My attempt using the differentiation under the integral sign formula in calculus we have $$\frac{d}{dt}\int_{\Sigma_t}u\ dV_g= \int_{\Sigma_t}u_t \ d V_g + \int_{\partial\Sigma_t} u \langle v,n\rangle\ dS$$
Correct where $v$ is the velocity direction of the change of $\Sigma _t$ and $n$ is the out normal direction of $\Sigma_s$.
However, as $\Sigma_t$ does not has boundary, the second term on the right hand side is zero?Sorry for the silly question, I can't see where goes wrong with my reasoning?
Best Answer
The problem of the reasoning has been stated in the comment.
Let's see how to deduce it correctly (by the way, the similar argument has already given in Colding & Minicozzi's minimal surface book), I just mimic it.

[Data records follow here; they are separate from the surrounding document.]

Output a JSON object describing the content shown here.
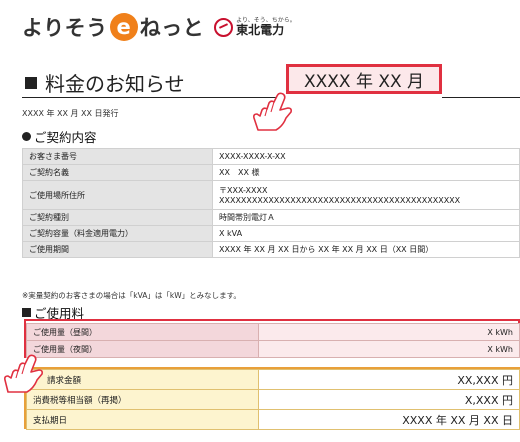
{
  "header": {
    "logo_pre": "よりそう",
    "logo_letter": "e",
    "logo_post": "ねっと",
    "brand_sub": "より、そう、ちから。",
    "brand_name": "東北電力"
  },
  "title": "料金のお知らせ",
  "billing_month": "XXXX 年  XX 月",
  "issue_date": "XXXX 年 XX 月 XX 日発行",
  "contract": {
    "heading": "ご契約内容",
    "rows": [
      {
        "label": "お客さま番号",
        "value": "XXXX-XXXX-X-XX"
      },
      {
        "label": "ご契約名義",
        "value": "XX　XX 様"
      },
      {
        "label": "ご使用場所住所",
        "value": "〒XXX-XXXX",
        "value2": "XXXXXXXXXXXXXXXXXXXXXXXXXXXXXXXXXXXXXXXXXXXX"
      },
      {
        "label": "ご契約種別",
        "value": "時間帯別電灯Ａ"
      },
      {
        "label": "ご契約容量（料金適用電力）",
        "value": "X kVA"
      },
      {
        "label": "ご使用期間",
        "value": "XXXX 年 XX 月 XX 日から XX 年 XX 月 XX 日（XX 日間）"
      }
    ],
    "note": "※実量契約のお客さまの場合は「kVA」は「kW」とみなします。"
  },
  "usage": {
    "heading": "ご使用料",
    "rows": [
      {
        "label": "ご使用量（昼間）",
        "value": "X kWh"
      },
      {
        "label": "ご使用量（夜間）",
        "value": "X kWh"
      }
    ]
  },
  "billing": {
    "rows": [
      {
        "label": "請求金額",
        "value": "XX,XXX 円"
      },
      {
        "label": "消費税等相当額（再掲）",
        "value": "X,XXX 円"
      },
      {
        "label": "支払期日",
        "value": "XXXX 年 XX 月 XX 日"
      }
    ]
  },
  "colors": {
    "highlight_red": "#e03040",
    "highlight_orange": "#e8a03a",
    "logo_orange": "#f0801a"
  },
  "icons": [
    "pointing-hand-icon",
    "tohoku-electric-logo-icon"
  ]
}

Consider the embedding $F:\Sigma \times (-\epsilon, \epsilon) \to \Bbb{R}^{N}$ that maps $x\mapsto x- H(x)t\ $ with image $F(\Sigma , t) = \Sigma_t$, therefore the manifold $\Sigma _t$ isometric isomorphic to $(\Sigma,(F(\cdot,t))^*(\bar{g}))$ where $F(\cdot, t): \Sigma\to \Bbb{R}^N$ and $\bar{g}$ is standard Euclidean metric. therefore the new metric on $\Sigma$ is $$g_{i,j}(t) = \bar{g}(dF(\partial_i),dF(\partial_j))$$
therefore we have under the local coordinate $$\int_{\Sigma_t} u(x,t) \ dV_{t} = \int_{\Sigma} u \sqrt{\det{g_{ij}(t)} \det{g^{ij}(0)}}\sqrt{\det(g_{ij}(0))} dx^1\wedge...\wedge dx^n$$
denote $\nu(t) = \sqrt{\det{g_{ij}(t)} \det{g^{ij}(0)}}$Now use the fact in the book referenced above page 7, we have
$$\frac{d}{dt}\nu(t) = \text{div}_{\Sigma}(F_t) = \text{div}_{\Sigma}(-H)$$
therefore $$\frac{d}{dt}\int_{\Sigma_t}u = \frac{d}{dt}\int_{\Sigma} u\nu dV_0 = \int_{\Sigma} u_t \nu + \frac{d}{dt}\nu u dV_0 = \int_{\Sigma_t} u\ dV_t - \int_{\Sigma}|H|^2 u$$
For the global case, just use the partition of unity which finish the proof.